The rehiring would be retroactive to March 15 and run at least until the end of the CEWS program on June 6, the release quoted Air Canada CEO Calin Rovanescu as saying.

“The Canada Emergency Wage Subsidy is an extremely important program to help employees and employers during this time of crisis, and as one of Canada’s largest employers most affected by COVID-19, we want to acknowledge the leadership of the Government of Canada in introducing it,” Rovinescu said in the release. Rovinescu and Air Canada’s chief financial officer, Michael Rousseau, are also giving up 100 per cent of their salaries, the press release said.

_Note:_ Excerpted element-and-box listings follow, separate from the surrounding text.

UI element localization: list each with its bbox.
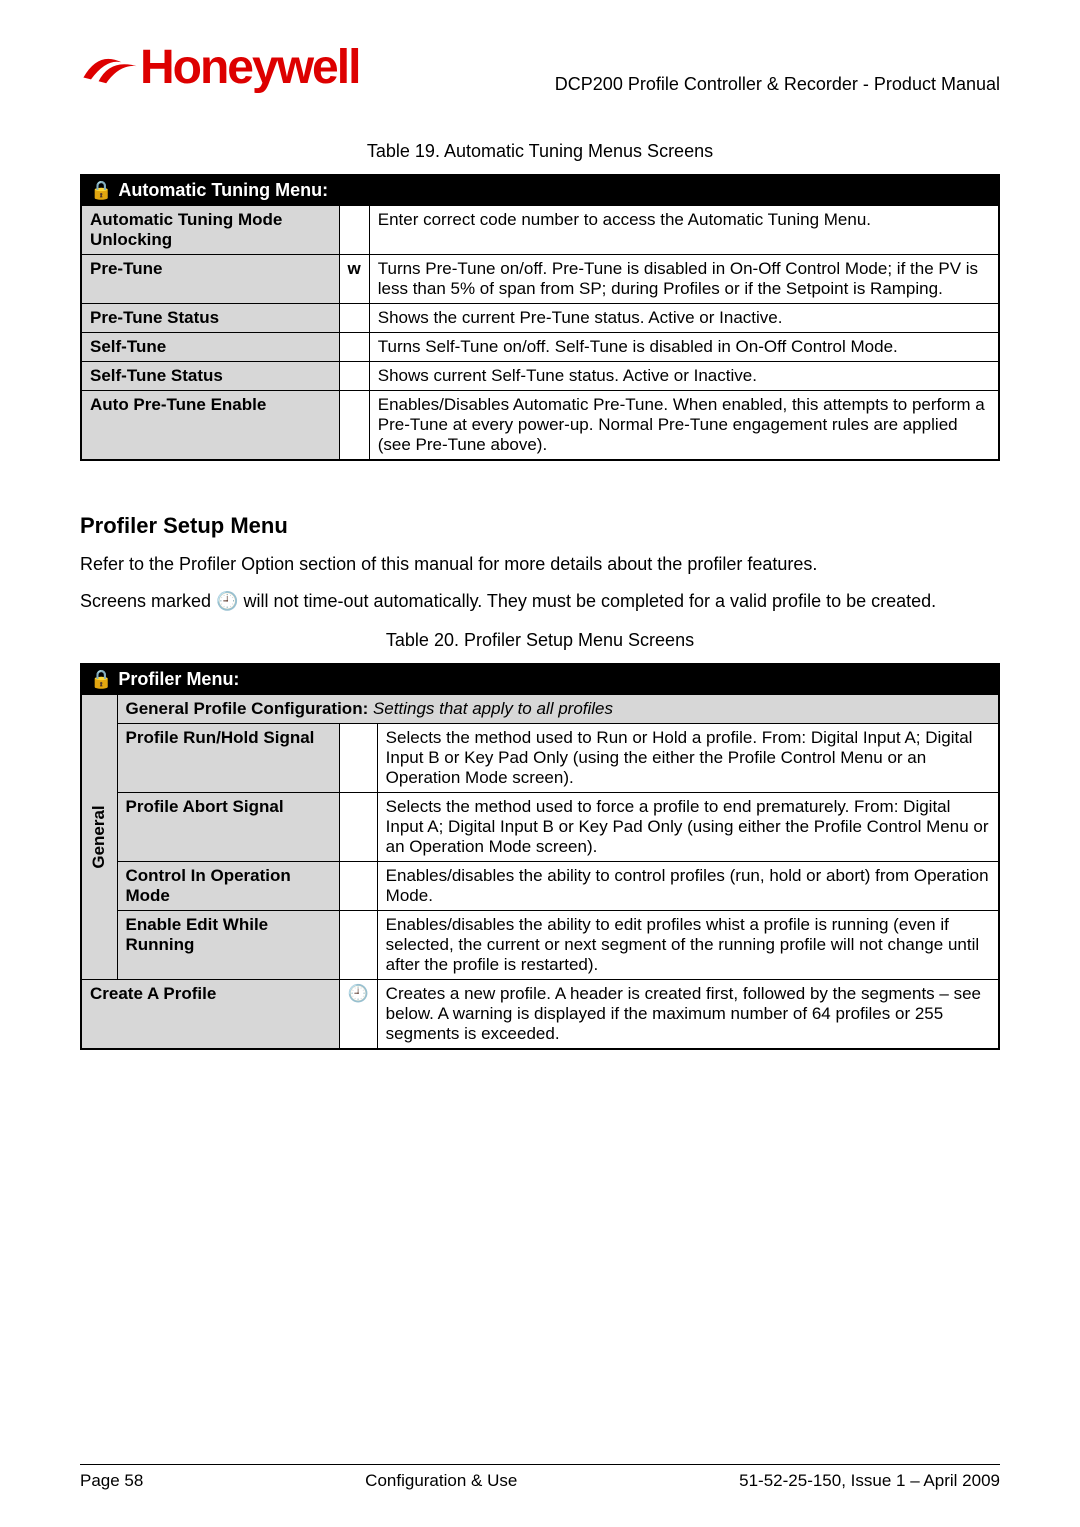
table-row: Profile Run/Hold Signal Selects the meth…	[81, 724, 999, 793]
row-name: Enable Edit While Running	[117, 911, 339, 980]
page-header: Honeywell DCP200 Profile Controller & Re…	[80, 40, 1000, 95]
logo-swoosh-icon	[80, 49, 140, 87]
table-row: Pre-Tune w Turns Pre-Tune on/off. Pre-Tu…	[81, 255, 999, 304]
row-mid	[339, 304, 369, 333]
row-mid	[339, 793, 377, 862]
category-cell: General	[81, 695, 117, 980]
profiler-para1: Refer to the Profiler Option section of …	[80, 553, 1000, 576]
table-row: Profile Abort Signal Selects the method …	[81, 793, 999, 862]
row-name: Create A Profile	[81, 980, 339, 1050]
footer-left: Page 58	[80, 1471, 143, 1491]
footer-right: 51-52-25-150, Issue 1 – April 2009	[739, 1471, 1000, 1491]
doc-title: DCP200 Profile Controller & Recorder - P…	[555, 74, 1000, 95]
create-profile-row: Create A Profile 🕘 Creates a new profile…	[81, 980, 999, 1050]
automatic-tuning-table: 🔒 Automatic Tuning Menu: Automatic Tuning…	[80, 174, 1000, 461]
row-name: Auto Pre-Tune Enable	[81, 391, 339, 461]
row-name: Self-Tune	[81, 333, 339, 362]
row-desc: Enables/disables the ability to control …	[377, 862, 999, 911]
row-mid	[339, 724, 377, 793]
row-mid	[339, 362, 369, 391]
row-mid	[339, 862, 377, 911]
profiler-menu-table: 🔒 Profiler Menu: General General Profile …	[80, 663, 1000, 1050]
table-header-row: 🔒 Profiler Menu:	[81, 664, 999, 695]
row-desc: Enter correct code number to access the …	[369, 206, 999, 255]
table19-title: Automatic Tuning Menu:	[118, 180, 328, 200]
row-desc: Creates a new profile. A header is creat…	[377, 980, 999, 1050]
lock-icon: 🔒	[90, 669, 112, 689]
row-name: Profile Abort Signal	[117, 793, 339, 862]
clock-icon: 🕘	[339, 980, 377, 1050]
page: Honeywell DCP200 Profile Controller & Re…	[0, 0, 1080, 1527]
row-desc: Selects the method used to force a profi…	[377, 793, 999, 862]
row-desc: Selects the method used to Run or Hold a…	[377, 724, 999, 793]
row-desc: Turns Self-Tune on/off. Self-Tune is dis…	[369, 333, 999, 362]
row-mid	[339, 333, 369, 362]
para2-a: Screens marked	[80, 591, 216, 611]
row-mid	[339, 911, 377, 980]
subhead-bold: General Profile Configuration:	[126, 699, 369, 718]
row-name: Automatic Tuning Mode Unlocking	[81, 206, 339, 255]
category-label: General	[89, 805, 109, 868]
row-desc: Enables/Disables Automatic Pre-Tune. Whe…	[369, 391, 999, 461]
table-row: Self-Tune Status Shows current Self-Tune…	[81, 362, 999, 391]
table-row: Automatic Tuning Mode Unlocking Enter co…	[81, 206, 999, 255]
logo-text: Honeywell	[140, 40, 359, 95]
table20-caption: Table 20. Profiler Setup Menu Screens	[80, 630, 1000, 651]
table-row: Pre-Tune Status Shows the current Pre-Tu…	[81, 304, 999, 333]
table20-title: Profiler Menu:	[118, 669, 239, 689]
lock-icon: 🔒	[90, 180, 112, 200]
table-row: Enable Edit While Running Enables/disabl…	[81, 911, 999, 980]
para2-b: will not time-out automatically. They mu…	[238, 591, 936, 611]
footer-center: Configuration & Use	[365, 1471, 517, 1491]
row-desc: Shows current Self-Tune status. Active o…	[369, 362, 999, 391]
row-desc: Shows the current Pre-Tune status. Activ…	[369, 304, 999, 333]
row-name: Pre-Tune	[81, 255, 339, 304]
profiler-para2: Screens marked 🕘 will not time-out autom…	[80, 590, 1000, 613]
brand-logo: Honeywell	[80, 40, 359, 95]
table-row: Control In Operation Mode Enables/disabl…	[81, 862, 999, 911]
profiler-heading: Profiler Setup Menu	[80, 513, 1000, 539]
row-name: Pre-Tune Status	[81, 304, 339, 333]
clock-icon: 🕘	[216, 591, 238, 611]
table19-caption: Table 19. Automatic Tuning Menus Screens	[80, 141, 1000, 162]
row-desc: Enables/disables the ability to edit pro…	[377, 911, 999, 980]
row-desc: Turns Pre-Tune on/off. Pre-Tune is disab…	[369, 255, 999, 304]
row-name: Control In Operation Mode	[117, 862, 339, 911]
row-name: Self-Tune Status	[81, 362, 339, 391]
row-mid: w	[339, 255, 369, 304]
table-header-row: 🔒 Automatic Tuning Menu:	[81, 175, 999, 206]
page-footer: Page 58 Configuration & Use 51-52-25-150…	[80, 1464, 1000, 1491]
subheader-row: General General Profile Configuration: S…	[81, 695, 999, 724]
row-name: Profile Run/Hold Signal	[117, 724, 339, 793]
row-mid	[339, 206, 369, 255]
subhead-italic: Settings that apply to all profiles	[368, 699, 613, 718]
table-row: Self-Tune Turns Self-Tune on/off. Self-T…	[81, 333, 999, 362]
row-mid	[339, 391, 369, 461]
table-row: Auto Pre-Tune Enable Enables/Disables Au…	[81, 391, 999, 461]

“We are trying to keep as many of our employees as possible during the crisis and this measure will certainly help. Depending on wage levels, many furloughed employees will get a somewhat higher amount under CEWS than they would otherwise receive from Employment Insurance payments, plus they will maintain their health insurance and other benefit,” Rovinescu said in the release.

Ottawa is now willing to cover the majority of wages for businesses that lost 15 per cent of their revenue in March, instead of the steeper 30 per cent the government had proposed earlier.

But businesses still need to demonstrate the larger 30 per cent drop in revenue to get the subsidy in April and May, compared with the same months one year earlier, the draft bill says.

The draft also includes new flexibility by allowing certain businesses to use January and February as the reference point for their falling revenue.